Egypt, a land shrouded in legends and mysteries, holds a rich tapestry of history that is beautifully interwoven with the narratives of extraordinary women. From the legendary Cleopatra VII, the last active ruler of the Ptolemaic Kingdom, to mighty goddesses like Isis, Hathor, and Sekhmet, the queens and goddesses of ancient Egypt held immense power, influence, and significance in the civilisation's culture, religion, and political landscape.
This exclusive tour offers a unique opportunity to delve into the lives of these remarkable figures, as we traverse through awe-inspiring temples, explore beautifully decorated tombs, and unravel the stories depicted in ancient hieroglyphs and artwork. Accompanied by our knowledgeable female guides who are passionate about ancient Egyptian history, you will gain deep insights into the lives, achievements, and legacies of these extraordinary women.
The first and only one of its kind in Egypt, follow in the footsteps of intrepid women such as Amelia Edwards who have travelled Egypt across the centuries. From Alexandria to Aswan, step into the world of ancient queens and goddesses.
Joining us on this extraordinary journey will be renowned expert Egyptologist on female power in Ancient Egypt, Dr Edward Scrivens, from the Egypt Exploration Society. Embark on a captivating 14-day adventure that will take you to iconic destinations and immerse you in the mystique and grandeur of influential female figures.
This tour has been designed and priced with solo female travellers in mind and offers a unique and empowering experience that caters to the specific needs and interests of female solo travellers. It recognises that women may have different concerns and preferences such as safety concerns, a desire for female-centric spaces, and the opportunity to connect with like-minded women. This tour provides a safe and supportive environment where solo women can explore ancient Egypt, learn about this fascinating ancient civilisation, and create lifelong memories.
With carefully chosen accommodation, tour guides and activities focused on female empowerment and cultural immersion, this tour aims to empower women to venture out on their own, discover new horizons, and embrace the joy of solo travel in a nurturing and inclusive setting.
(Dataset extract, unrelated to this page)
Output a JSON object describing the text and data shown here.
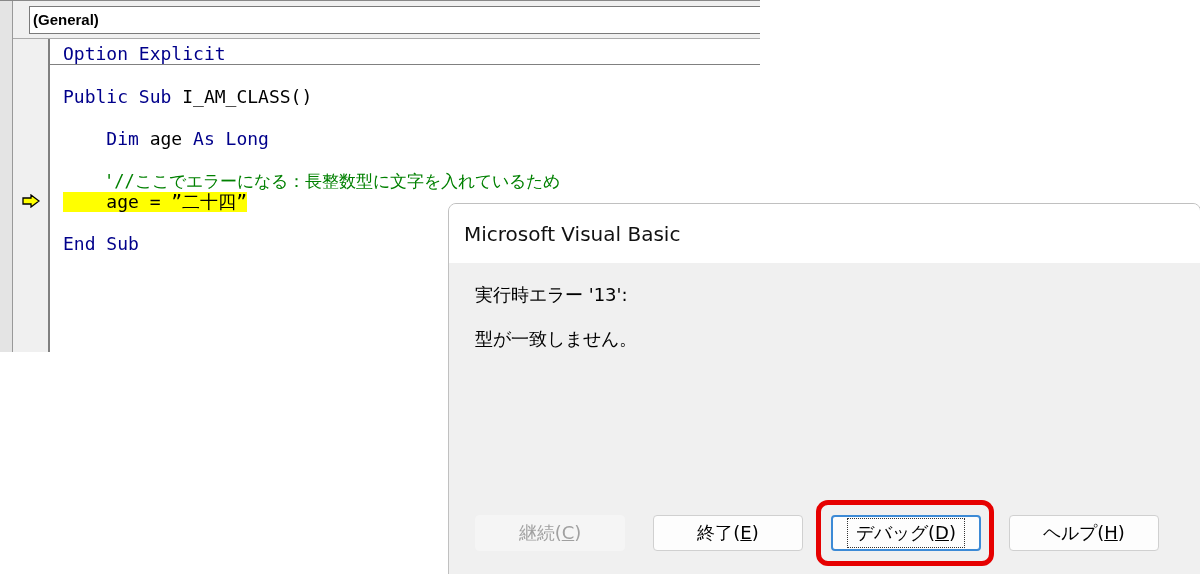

During the tour we are delighted that Dr Edward Scrivens, from the Egypt Exploration Society, will be joining us as our resident expert. We have chosen Edward because he is a renowned expert on feminine power in Ancient Egypt and he has a wonderfully engaging way of sharing his knowledge.
Edward received his PhD from The Queen’s College, University of Oxford, where he held the Barns Studentship in Egyptology. His doctoral research examined the gendered representation of goddesses in tombs and temples of the late New Kingdom, and his ongoing projects continue to explore aspects of gender and religion in ancient Egypt. He lectured as Tutor in Egyptology at Swansea University and taught a course for the EES’s online programme (‘Queens, Pharaohs, Goddesses: Feminine Power in Ancient Egypt’).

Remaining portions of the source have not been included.